= Moses Da Rocha =

Moses Da Rocha (January 1875 – May 1942) was a Nigerian medical doctor, journalist and politician. He was among a number of medical doctors such as Africanus Horton, Orisadipe Obasa and John K. Randle who combined medical practice and politics. He founded the Union of Young Nigerians in 1923 just before the elections into the Legislative Council.

==Life==
Da Rocha was born in Lagos to the family of Senhor Joao Esan da Rocha and Angelica Nogeira who were returnee ex-slaves from Brazil. He was the third child and second son in a family of five; the first child was the land owner Candido Da Rocha. Da Rocha attended a few primary schools in Lagos learning the standard curriculum of the 1880s such as Arithmetic, English, European history and geography and scripture. Between 1883 and 1884, he was at the Wesleyan School, Tinubu, Lagos, then C.M.S. Faji (1886) and completed primary education at St Xavier's Catholic School (1886–1888). He then went on to CMS Grammar School, Lagos for his secondary education, at CMS he was contemporaries with Richard Akinwande Savage, S.J. Gansallo, Eric Moore, M.S. Cole and J.T. Nelson Cole. Da Rocha was raised a Catholic but at C.M.S., he was exposed learning in a Protestant school. The school's principal was Rev Isaac Oluwole and among his tutors was Henry Rawlingson Carr. At C.M.S., he edited the school's newspaper the Grammarian and he was good friends with Dick Blaize, son of Richard Beale Blaize. He finished his education at C.M.S. in 1893 and then went to work as a medical student trainee with the Colonial Hospital, Lagos from 1894 to 1895.

In 1896, he left the shores of Lagos to study medicine at the University of Edinburgh but after a year, he dropped out choosing a career in journalism and African Nationalism.

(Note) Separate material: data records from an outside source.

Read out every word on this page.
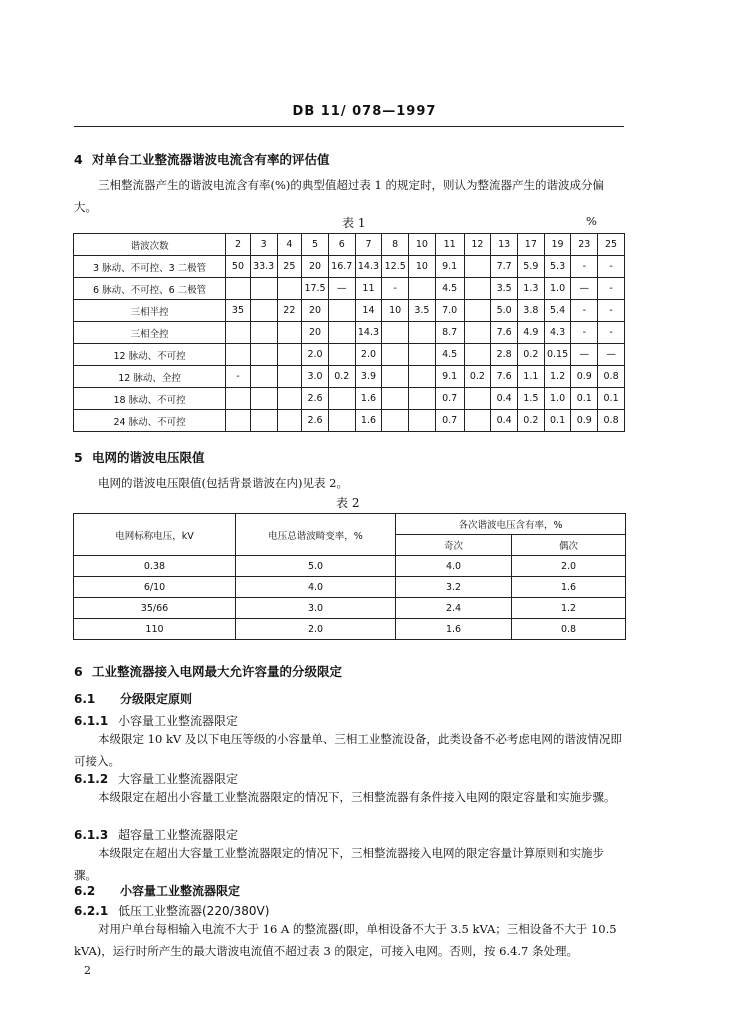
DB 11/ 078—1997
4 对单台工业整流器谐波电流含有率的评估值
三相整流器产生的谐波电流含有率(%)的典型值超过表 1 的规定时，则认为整流器产生的谐波成分偏大。
表 1	%
谐波次数	2	3	4	5	6	7	8	10	11	12	13	17	19	23	25
3 脉动、不可控、3 二极管	50	33.3	25	20	16.7	14.3	12.5	10	9.1		7.7	5.9	5.3	-	-
6 脉动、不可控、6 二极管				17.5	—	11	-		4.5		3.5	1.3	1.0	—	-
三相半控	35		22	20		14	10	3.5	7.0		5.0	3.8	5.4	-	-
三相全控				20		14.3			8.7		7.6	4.9	4.3	-	-
12 脉动、不可控				2.0		2.0			4.5		2.8	0.2	0.15	—	—
12 脉动、全控	-			3.0	0.2	3.9			9.1	0.2	7.6	1.1	1.2	0.9	0.8
18 脉动、不可控				2.6		1.6			0.7		0.4	1.5	1.0	0.1	0.1
24 脉动、不可控				2.6		1.6			0.7		0.4	0.2	0.1	0.9	0.8
5 电网的谐波电压限值
电网的谐波电压限值(包括背景谐波在内)见表 2。
表 2
电网标称电压，kV	电压总谐波畸变率，%	各次谐波电压含有率，%	
		奇次	偶次
0.38	5.0	4.0	2.0
6/10	4.0	3.2	1.6
35/66	3.0	2.4	1.2
110	2.0	1.6	0.8
6 工业整流器接入电网最大允许容量的分级限定
6.1 分级限定原则
6.1.1 小容量工业整流器限定
本级限定 10 kV 及以下电压等级的小容量单、三相工业整流设备，此类设备不必考虑电网的谐波情况即可接入。
6.1.2 大容量工业整流器限定
本级限定在超出小容量工业整流器限定的情况下，三相整流器有条件接入电网的限定容量和实施步骤。
6.1.3 超容量工业整流器限定
本级限定在超出大容量工业整流器限定的情况下，三相整流器接入电网的限定容量计算原则和实施步骤。
6.2 小容量工业整流器限定
6.2.1 低压工业整流器(220/380V)
对用户单台每相输入电流不大于 16 A 的整流器(即，单相设备不大于 3.5 kVA；三相设备不大于 10.5 kVA)，运行时所产生的最大谐波电流值不超过表 3 的限定，可接入电网。否则，按 6.4.7 条处理。
2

He always had interest in journalism even while studying medicine at Edinburgh; he wrote articles published in the Lagos Weekly Record, the Lagos Echo and the Lagos Standard and he was secretary of the Henry Sylvester Williams led African Association. In 1895, while still in Lagos, he wrote two letters to the Earl of Rosebery earning him replies.

After leaving medical studies, he chose a career in journalism and African nationalism. He was a columnist and correspondent with the Edinburgh Evening News, London New Age, Coloured American, South African Spectator and African Mail. Da Rocha used his letters to express his opinions on various issues including his dissent against the British treatment of Oba Overami.

However, in 1908, with pressure from friends and at home, he returned to his medical studies, earning his qualification in 1913. He returned to Nigeria and started a private practice.

Da Rocha was a fervent Catholic and some of his writings focused on Christian and Catholic dogma including criticism of non-Catholics. He founded the Union of Young Nigerians in 1923 to energize Nigerian youths to participate in the development of the country. Though the party did not provide candidates for legislative elections, the organization gained no traction and Da Rocha's attempt to reconcile the factions of Macaulay and Egerton Shyngle with J.K. Randle, Kitoyi Ajasa, Obasa and David Taylor went nowhere.